Shekar Shreya, Satpute Nitin, Gupta Aditya
College of Engineering Pune, Department of Electronics and Telecommunication Engineering, Pune, Maharashtra, India.
Aarhus University, Department of Electrical and Computer Engineering, Aarhus, Denmark.
J Med Imaging (Bellingham). 2021 Nov;8(6):060901. doi: 10.1117/1.JMI.8.6.060901. Epub 2021 Nov 29.
The purpose of our review paper is to examine many existing works of literature presenting the different methods utilized for diabetic retinopathy (DR) recognition employing deep learning (DL) and machine learning (ML) techniques, and also to address the difficulties faced in various datasets used by DR. DR is a progressive illness and may become a reason for vision loss. Early identification of DR lesions is, therefore, helpful and prevents damage to the retina. However, it is a complex job in view of the fact that it is symptomless earlier, and also ophthalmologists have been needed in traditional approaches. Recently, automated identification of DR-based studies has been stated based on image processing, ML, and DL. We analyze the recent literature and provide a comparative study that also includes the limitations of the literature and future work directions.

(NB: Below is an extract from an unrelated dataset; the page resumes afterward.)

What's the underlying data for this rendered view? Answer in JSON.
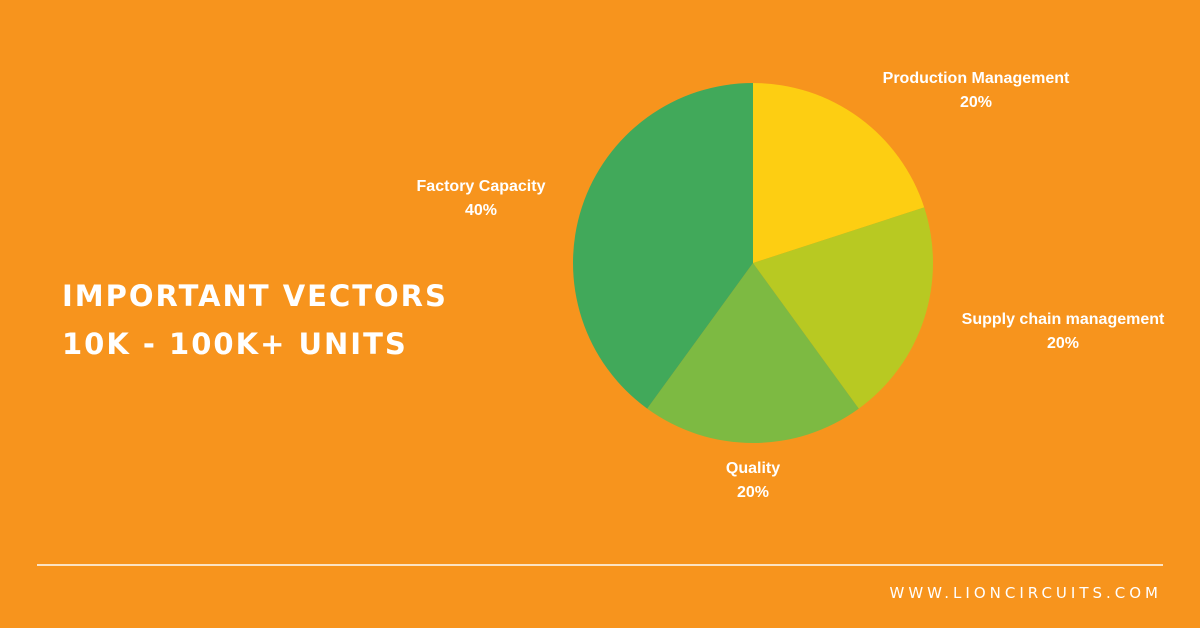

A relative analysis among the databases used, performance metrics employed, and ML and DL techniques adopted recently in DR detection based on various DR features is presented. Our review paper discusses the methods employed in DR detection along with the technical and clinical challenges that are encountered, which is missing in existing reviews, as well as future scopes to assist researchers in the field of retinal imaging.
我们这篇综述论文的目的是审视众多现有文献,这些文献介绍了利用深度学习(DL)和机器学习(ML)技术进行糖尿病视网膜病变(DR)识别所采用的不同方法,同时探讨DR在各种数据集中所面临的困难。DR是一种渐进性疾病,可能会导致视力丧失。因此,早期识别DR病变是有帮助的,可防止视网膜受损。然而,鉴于其早期无症状,而且传统方法需要眼科医生,这是一项复杂的工作。最近,基于图像处理、ML和DL的DR自动识别研究已经出现。我们分析了近期的文献,并提供了一项比较研究,其中还包括文献的局限性和未来的工作方向。本文还对基于各种DR特征的DR检测中最近使用的数据库、采用的性能指标以及ML和DL技术进行了相关分析。我们的综述论文讨论了DR检测中所采用的方法以及遇到的技术和临床挑战,而现有综述中缺少这些内容,同时还探讨了未来的研究范围,以帮助视网膜成像领域的研究人员。